Shabtai Horowitz (שבתי הורוויץ; c. 1590 – 12 April 1660) was a rabbi and talmudist, probably born in Ostroh, Volhynia. He was the son of the kabbalist Isaiah Horowitz, and at an early age married the daughter of the wealthy and scholarly Moses Charif of Lublin. With his father he seems to have gone to Prague, where he occupied a position as preacher; from Prague he went as rabbi to Fürth, whence he was called to Frankfurt am Main about 1632, and finally to Vienna about 1650.

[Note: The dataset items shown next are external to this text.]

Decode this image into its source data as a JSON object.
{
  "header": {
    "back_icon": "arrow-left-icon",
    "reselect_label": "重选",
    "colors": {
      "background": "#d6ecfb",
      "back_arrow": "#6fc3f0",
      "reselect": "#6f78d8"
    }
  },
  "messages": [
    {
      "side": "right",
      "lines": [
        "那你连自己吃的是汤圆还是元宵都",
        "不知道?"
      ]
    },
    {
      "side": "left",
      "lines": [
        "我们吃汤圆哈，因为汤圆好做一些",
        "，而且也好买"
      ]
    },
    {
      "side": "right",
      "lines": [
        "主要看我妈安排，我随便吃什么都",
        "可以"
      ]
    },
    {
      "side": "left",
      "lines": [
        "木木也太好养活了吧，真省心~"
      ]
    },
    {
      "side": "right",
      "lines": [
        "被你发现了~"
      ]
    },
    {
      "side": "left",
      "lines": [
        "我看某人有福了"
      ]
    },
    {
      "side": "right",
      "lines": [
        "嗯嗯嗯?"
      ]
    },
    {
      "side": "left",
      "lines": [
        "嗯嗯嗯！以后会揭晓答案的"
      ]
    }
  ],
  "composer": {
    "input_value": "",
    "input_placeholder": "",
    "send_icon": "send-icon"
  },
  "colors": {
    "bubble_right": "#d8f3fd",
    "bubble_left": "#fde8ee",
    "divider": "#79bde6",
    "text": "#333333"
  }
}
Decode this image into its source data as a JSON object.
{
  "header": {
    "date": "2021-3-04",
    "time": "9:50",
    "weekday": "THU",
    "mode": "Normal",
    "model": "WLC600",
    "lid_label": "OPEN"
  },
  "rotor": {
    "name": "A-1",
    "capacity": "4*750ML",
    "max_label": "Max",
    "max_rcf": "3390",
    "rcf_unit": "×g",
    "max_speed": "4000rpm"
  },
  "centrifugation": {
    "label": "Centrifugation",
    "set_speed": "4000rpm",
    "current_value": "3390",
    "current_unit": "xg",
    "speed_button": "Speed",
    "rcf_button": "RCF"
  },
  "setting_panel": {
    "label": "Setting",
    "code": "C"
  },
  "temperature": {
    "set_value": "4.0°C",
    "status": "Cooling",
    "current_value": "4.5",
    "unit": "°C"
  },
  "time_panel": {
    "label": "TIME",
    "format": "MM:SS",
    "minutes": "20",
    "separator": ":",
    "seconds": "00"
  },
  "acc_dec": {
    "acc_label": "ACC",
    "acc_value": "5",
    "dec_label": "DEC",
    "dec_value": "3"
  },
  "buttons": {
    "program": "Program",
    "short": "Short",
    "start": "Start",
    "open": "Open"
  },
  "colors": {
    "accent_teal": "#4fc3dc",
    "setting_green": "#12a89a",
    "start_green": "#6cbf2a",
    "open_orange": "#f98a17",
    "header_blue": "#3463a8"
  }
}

Horowitz wrote additions to his grandfather Abraham's Emeḳ Berakah (which appeared first in the Amsterdam edition of 1729), additions to his father's prayer-book, and a treatise on religious ethics under the title Vave Ha-Ammudim. This work he modestly designated as an introduction to his father's celebrated work Shnei Luchot Ha-Brit (The Two Tablets of the Covenant), with which it is always printed as an appendix. He also wrote an ethical testament (Ẓawwa'ah, Frankfurt-on-the-Oder, n.d., often reprinted). It contains, besides some very charitable teachings, exhortations to strictness in ritual practise and in kabbalistic studies. Shabbethai further wrote some prayers (included in his father's prayer-book), especially a selichah for the 20th of Sivan.